O empresário Cláudio Moura da Silva, proprietário de uma empresa de consórcio, foi preso, na manhã desta quarta-feira (29), durante uma operação da Polícia Civil do Piauí, que apura um suposto esquema de golpes envolvendo a venda de falsas cartas de crédito em Teresina (PI).
Além da prisão preventiva do empresário, a Justiça determinou a suspensão das atividades da empresa, localizada na Avenida Miguel Rosa, na zona Sul da capital.
Segundo o delegado Sérgio Alencar, responsável pelas investigações, a empresa é alvo de dezenas de denúncias de consumidores que acreditavam estar adquirindo cartas de crédito contempladas para compra de veículos e imóveis.
De acordo com a polícia, os clientes eram atraídos pela promessa de receber rapidamente valores para financiar bens. No entanto, ao chegarem à data prevista para a contemplação, descobriam que haviam assinado contratos de consórcio tradicionais e não de cartas já contempladas, como acreditavam.

“A pessoa tinha interesse em comprar um veículo ou um imóvel. Procurava a empresa e era informada de que receberia uma carta contemplada em determinado prazo. Quando chegava o dia, descobria que, na verdade, havia aderido a um consórcio comum”, explicou o delegado.
Ainda segundo as investigações, as vítimas eram orientadas a realizar pagamentos antecipados que chegavam a cerca de 20% do valor da carta de crédito. Em um dos casos investigados, o prejuízo de uma vítima pode ter chegado a R$ 150 mil.

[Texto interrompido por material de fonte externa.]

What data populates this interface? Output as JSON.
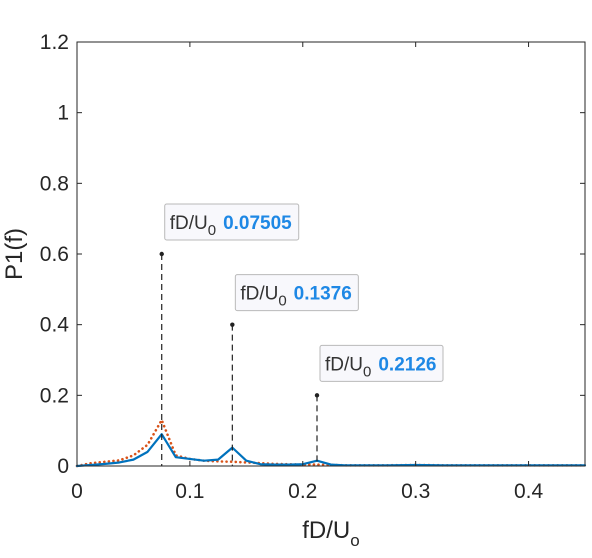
{
  "chart_data": {
    "type": "line",
    "xlabel": "fD/U",
    "xlabel_sub": "o",
    "ylabel": "P1(f)",
    "xlim": [
      0,
      0.45
    ],
    "ylim": [
      0,
      1.2
    ],
    "xticks": [
      0,
      0.1,
      0.2,
      0.3,
      0.4
    ],
    "xtick_labels": [
      "0",
      "0.1",
      "0.2",
      "0.3",
      "0.4"
    ],
    "yticks": [
      0,
      0.2,
      0.4,
      0.6,
      0.8,
      1,
      1.2
    ],
    "ytick_labels": [
      "0",
      "0.2",
      "0.4",
      "0.6",
      "0.8",
      "1",
      "1.2"
    ],
    "grid": false,
    "series": [
      {
        "style": "solid",
        "color": "#0072BD",
        "x": [
          0,
          0.0125,
          0.025,
          0.0375,
          0.05,
          0.0625,
          0.07505,
          0.0875,
          0.1,
          0.1125,
          0.125,
          0.1376,
          0.15,
          0.1625,
          0.175,
          0.1875,
          0.2,
          0.2126,
          0.225,
          0.2375,
          0.25,
          0.275,
          0.3,
          0.325,
          0.35,
          0.375,
          0.4,
          0.425,
          0.45
        ],
        "y": [
          0.0,
          0.003,
          0.006,
          0.01,
          0.018,
          0.04,
          0.09,
          0.025,
          0.02,
          0.015,
          0.018,
          0.052,
          0.015,
          0.005,
          0.004,
          0.004,
          0.005,
          0.015,
          0.004,
          0.002,
          0.002,
          0.002,
          0.003,
          0.002,
          0.002,
          0.002,
          0.002,
          0.002,
          0.002
        ]
      },
      {
        "style": "dotted",
        "color": "#D95319",
        "x": [
          0,
          0.0125,
          0.025,
          0.0375,
          0.05,
          0.0625,
          0.07505,
          0.0875,
          0.1,
          0.1125,
          0.125,
          0.1376,
          0.15,
          0.1625,
          0.175,
          0.1875,
          0.2,
          0.2126,
          0.225,
          0.2375,
          0.25,
          0.275,
          0.3,
          0.325,
          0.35,
          0.375,
          0.4,
          0.425,
          0.45
        ],
        "y": [
          0.0,
          0.008,
          0.012,
          0.016,
          0.03,
          0.06,
          0.13,
          0.03,
          0.02,
          0.015,
          0.013,
          0.012,
          0.01,
          0.008,
          0.006,
          0.005,
          0.004,
          0.004,
          0.003,
          0.002,
          0.002,
          0.002,
          0.003,
          0.002,
          0.002,
          0.002,
          0.002,
          0.002,
          0.002
        ]
      }
    ],
    "annotations": [
      {
        "label": "fD/U",
        "sub": "0",
        "value": "0.07505",
        "x": 0.07505,
        "y": 0.6
      },
      {
        "label": "fD/U",
        "sub": "0",
        "value": "0.1376",
        "x": 0.1376,
        "y": 0.4
      },
      {
        "label": "fD/U",
        "sub": "0",
        "value": "0.2126",
        "x": 0.2126,
        "y": 0.2
      }
    ],
    "value_color": "#1E88E5"
  }
}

“Uma pessoa que acreditava estar comprando uma carta contemplada de R$ 100 mil, por exemplo, pagava cerca de R$ 20 mil de entrada. Depois descobria que não havia qualquer contemplação garantida”, detalhou Sérgio Alencar.

MAIS DE 130 REGISTROS
A Polícia Civil informou que já existem mais de 130 boletins de ocorrência relacionados ao caso. Embora o número oficial de vítimas identificadas na investigação seja menor, os investigadores acreditam que a quantidade de prejudicados seja significativamente superior.
Até o momento, foram instaurados diversos inquéritos para apurar a atuação da empresa.
“Oficialmente, temos dezenas de vítimas registradas, mas sabemos que muitas pessoas não chegam a procurar a polícia. Os prejuízos variam de R$ 5 mil a R$ 150 mil”, afirmou o delegado.
Durante a entrevista, Sérgio Alencar afirmou que as investigações não devem atingir apenas o proprietário da empresa. Segundo ele, funcionários que tinham conhecimento da suposta prática criminosa também poderão ser responsabilizados.
“Quem participou do esquema e tinha consciência do que acontecia será investigado e poderá responder pelos crimes apurados. Não estamos tratando apenas da atuação do proprietário”, disse.
PREJUÍZO PODE CHEGAR A MILHÕES
Embora a Polícia Civil ainda não tenha concluído o levantamento financeiro dos danos causados, a estimativa inicial é de que o prejuízo total das vítimas chegue à casa dos milhões de reais.
O empresário permaneceu em silêncio durante os procedimentos policiais, exercendo o direito constitucional de não prestar depoimento. O espaço está aberta para a defesa.
Após os trâmites legais, ele foi encaminhado para audiência de custódia e ficará à disposição da Justiça.